劇場スタッフと自動誘導機が客席をブロックに分けて、避難指示を出し始めた。


その時、横向きのGがかかって、固定されていないすべてのものが、壁に向かって落下した。




「なぜ加速を……くそっ」

船長はカウンターに捕まって、横滑りする体を支えた。

船長と床に貼り付けられたままの川畑達の脇を、固定されていない備品が雪崩落ちていく。落下物の衝突音が響く背景で、何かが大きく壊れた不吉な音がして、構造材が震えた。


カウンターの端末から、ブリッジクルーらしき声が聞こえた。

「"船長!ご無事ですか?返事をしてください!爆発及び本加速の原因は調査中!爆発で第20スポーク破損。現在、第20区のみ加速期形態になっています。他のブロックは通常形態で加速がかかり各所で被害が発生しています。20区の爆発でハブの機構が動作しません。20区以外が加速期形態に遷移できません。20区のみが外れているために回転時にハブに負荷がかかりこのままでは危険です。整備班は向かわせました"」

「こちらダーリング。気密の確保は?」

「"気密は確保。20区との連結部は破損しましたが隔壁が作動したようです。各区域の被害状況は不明。確認中ですが、20区との通信が途絶しています。有線回線のケーブルが爆発で損傷したものと思われます"」

「ジャンプシーケンスをオールキャンセル。高次空間通信回線を確保しろ。至急救助要請を。軍にも通報しろ。これは事故ではない」

船長は船橋と現状についていくつかやり取りをし、追加で指示を出すと、すぐに戻ると言って通信を終了した。

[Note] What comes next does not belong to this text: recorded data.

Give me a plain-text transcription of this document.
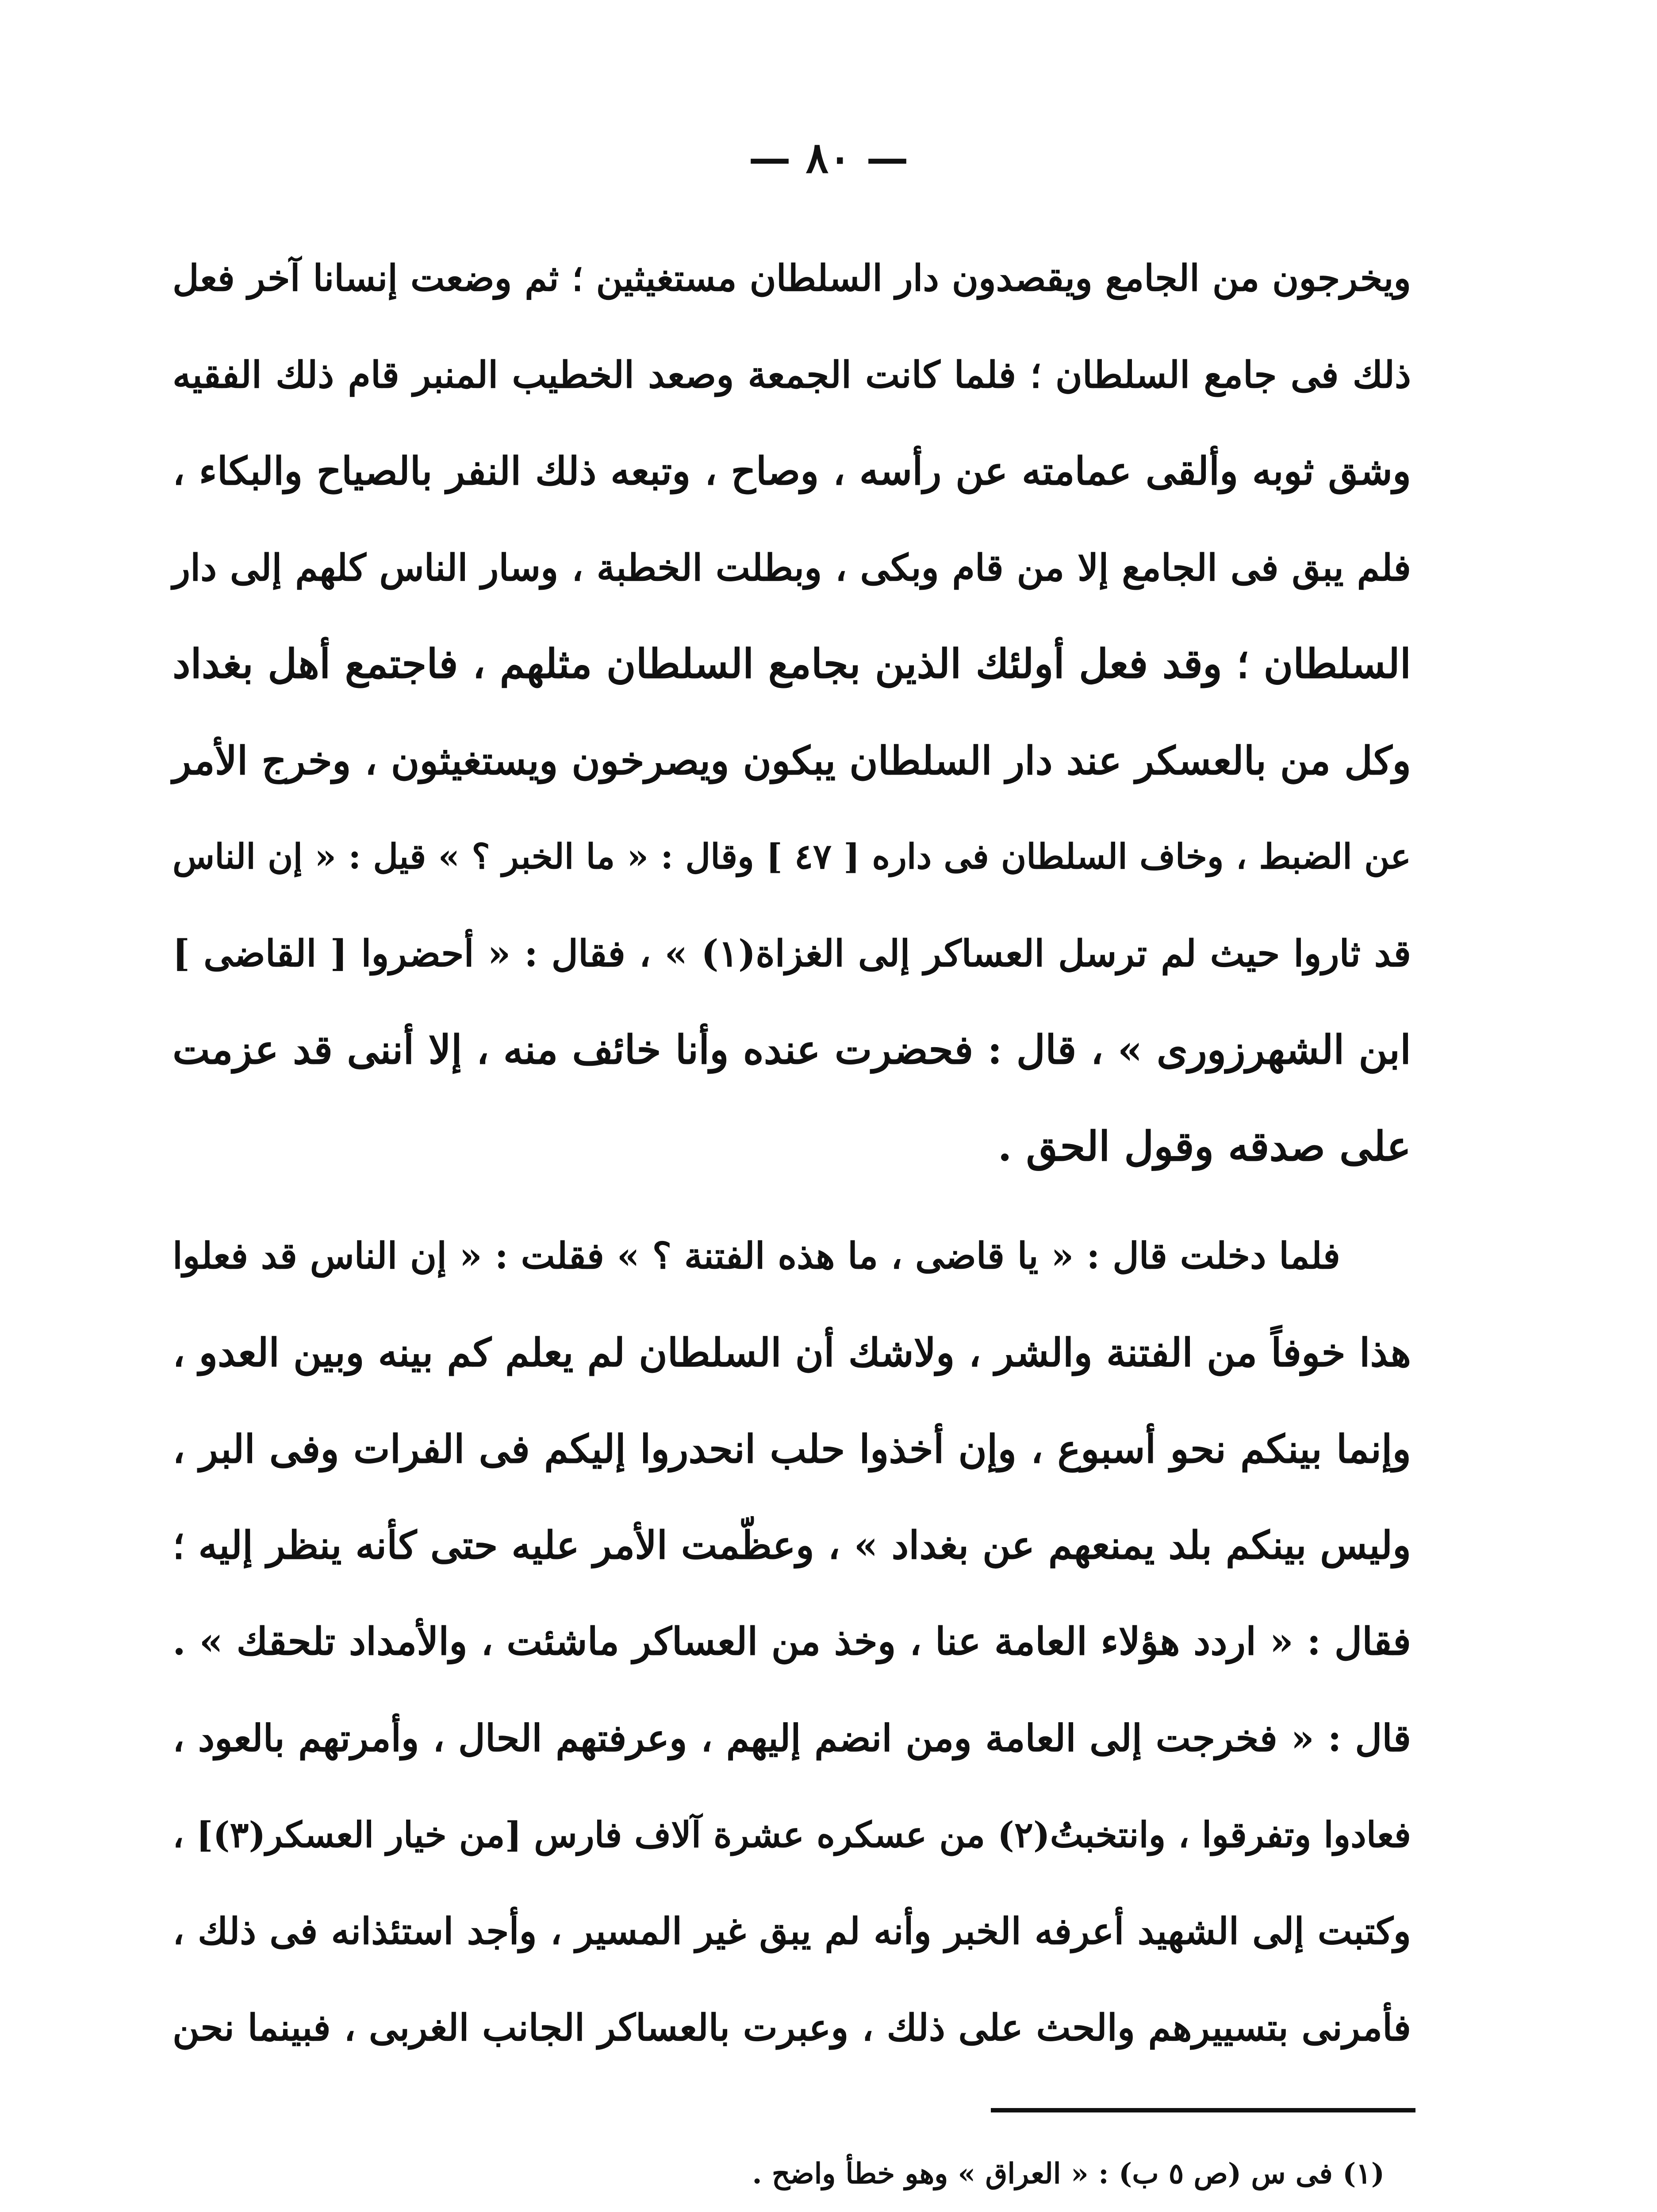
— ٨٠ —
ويخرجون من الجامع ويقصدون دار السلطان مستغيثين ؛ ثم وضعت إنسانا آخر فعل
ذلك فى جامع السلطان ؛ فلما كانت الجمعة وصعد الخطيب المنبر قام ذلك الفقيه
وشق ثوبه وألقى عمامته عن رأسه ، وصاح ، وتبعه ذلك النفر بالصياح والبكاء ،
فلم يبق فى الجامع إلا من قام وبكى ، وبطلت الخطبة ، وسار الناس كلهم إلى دار
السلطان ؛ وقد فعل أولئك الذين بجامع السلطان مثلهم ، فاجتمع أهل بغداد
وكل من بالعسكر عند دار السلطان يبكون ويصرخون ويستغيثون ، وخرج الأمر
عن الضبط ، وخاف السلطان فى داره [ ٤٧ ] وقال : « ما الخبر ؟ » قيل : « إن الناس
قد ثاروا حيث لم ترسل العساكر إلى الغزاة(١) » ، فقال : « أحضروا [ القاضى ]
ابن الشهرزورى » ، قال : فحضرت عنده وأنا خائف منه ، إلا أننى قد عزمت
على صدقه وقول الحق .
فلما دخلت قال : « يا قاضى ، ما هذه الفتنة ؟ » فقلت : « إن الناس قد فعلوا
هذا خوفاً من الفتنة والشر ، ولاشك أن السلطان لم يعلم كم بينه وبين العدو ،
وإنما بينكم نحو أسبوع ، وإن أخذوا حلب انحدروا إليكم فى الفرات وفى البر ،
وليس بينكم بلد يمنعهم عن بغداد » ، وعظّمت الأمر عليه حتى كأنه ينظر إليه ؛
فقال : « اردد هؤلاء العامة عنا ، وخذ من العساكر ماشئت ، والأمداد تلحقك » .
قال : « فخرجت إلى العامة ومن انضم إليهم ، وعرفتهم الحال ، وأمرتهم بالعود ،
فعادوا وتفرقوا ، وانتخبتُ(٢) من عسكره عشرة آلاف فارس [من خيار العسكر(٣)] ،
وكتبت إلى الشهيد أعرفه الخبر وأنه لم يبق غير المسير ، وأجد استئذانه فى ذلك ،
فأمرنى بتسييرهم والحث على ذلك ، وعبرت بالعساكر الجانب الغربى ، فبينما نحن
(١) فى س (ص ٥ ب) : « العراق » وهو خطأ واضح .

「ダーリングさん、早くこのテープを剥がしてくれ!のりこを助けにいかないと」

船長に向かって川畑は叫んだ。

「今は個人で勝手に動かないでくれ。私は戻るが、救助に人をよこす。悪いがそれまではこのままでいてくれ」

「せめて拘束は解いてくれ。こっちの人は撃たれて怪我をしているようだ。傷の程度はわからんが、放置していいかわからない。俺達を拘束した襲撃犯人は武器を携帯。保安係の銃器も奪っている」

「どんな奴だ」

「30代前後の男性、乗員のベージュの制服を着用。やや痩せ気味、栗色の短髪、茶色の目。傷や大きなほくろ等の特徴はなし。だが、見ればわかる」

「戻り次第、手配する」

「ダーリングさん!」

「悪いがこの状況では、私が艦橋に戻ることが最優先だ。それに君を信用できない」

「あーもう!ここで助けてくれたら、協力するし、手札も見せる。明かせる範囲で身元も話すから、さっさとこのテープ剥がしてくれ」

「裏がありますって白状してる奴を野放しにできるか!」

「ちくしょう、正論って腹立つなぁ!助けてくれないなら自重しないぞ」

ダーリングは、耳元で誰かが『それはダメ』と言った気がした。

彼は子供の頃、おとぎ話の主人公が、閉じ込められた悪い精霊を解放するのは、愚かな行為だと思っていた。が、いざ自分がそれと同種の選択を迫られると、なかなか悩ましいものだということがわかった。